Not the last summer — you don’t know it’s the last one while it’s happening, that’s the whole tragedy of it. But there’s a summer somewhere in your early teens where you were still the kind of person who got in the pool at ten in the morning and got out at five in the afternoon and that was the entire day and it was enough. No agenda. No sense that time was being spent on something that should produce a result. Just hours of water and sun and pruned fingers and the particular exhaustion of having done nothing for a very long time.
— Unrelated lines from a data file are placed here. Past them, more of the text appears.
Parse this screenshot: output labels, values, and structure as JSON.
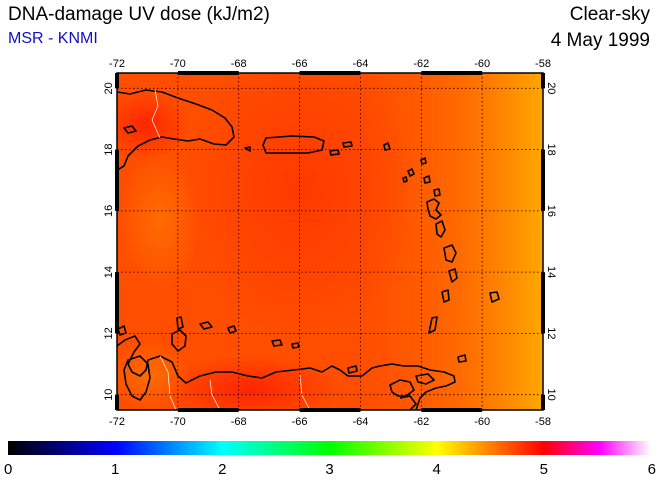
{
  "header": {
    "title": "DNA-damage UV dose (kJ/m2)",
    "credit": "MSR - KNMI",
    "sky_condition": "Clear-sky",
    "date": "4 May 1999"
  },
  "map": {
    "lon_range": [
      -72,
      -58
    ],
    "lat_range": [
      9.5,
      20.5
    ],
    "lon_ticks": [
      -72,
      -70,
      -68,
      -66,
      -64,
      -62,
      -60,
      -58
    ],
    "lat_ticks": [
      10,
      12,
      14,
      16,
      18,
      20
    ],
    "grid": true,
    "field_description_colors": {
      "base": "#ff4a00",
      "warm_center": "#ff3800",
      "hot_spot": "#ff2200",
      "east_edge": "#ffa600"
    }
  },
  "colorbar": {
    "min": 0,
    "max": 6,
    "tick_labels": [
      "0",
      "1",
      "2",
      "3",
      "4",
      "5",
      "6"
    ],
    "stops": [
      "#000000",
      "#0000ff",
      "#00ffff",
      "#00ff00",
      "#ffff00",
      "#ff0000",
      "#ff00ff",
      "#ffffff"
    ]
  }
}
At some point after that, swimming became something you do for thirty minutes with intention. Exercise. Laps. Getting somewhere. The pool became a tool for a goal rather than a place you just existed in. And the weird formless hours of childhood water time just stopped, unremarked upon, because you were becoming a person with places to be and things to do and a growing awareness that lying on a pool raft for four hours is something you’d have to justify to yourself now.
What I miss isn’t the swimming exactly. It’s the relationship with time that made it possible. The complete absence of the sense that something else should be happening instead. Kids at a pool are not thinking about what they’re missing by being at the pool. They are entirely at the pool. That’s the thing that goes away gradually and then all at once and doesn’t really come back unless you work very hard at it, and working very hard at being present is its own kind of irony that I haven’t fully resolved.
I got in a pool last summer at a friend’s house and floated on my back for about twenty minutes staring at the sky and it was the closest I’ve come in years to that old feeling. Not quite it — I was still aware of time passing, still aware that dinner was at seven and I’d need to dry off and be a person again — but close. A thin slice of the original thing. Enough to remember what it was. Enough to miss it properly.
This summer I’m going to get in a pool and stay there until I don’t feel like being there anymore. No laps. No plan. I say this every year. This year I might actually do it. The bar is low. I just have to float.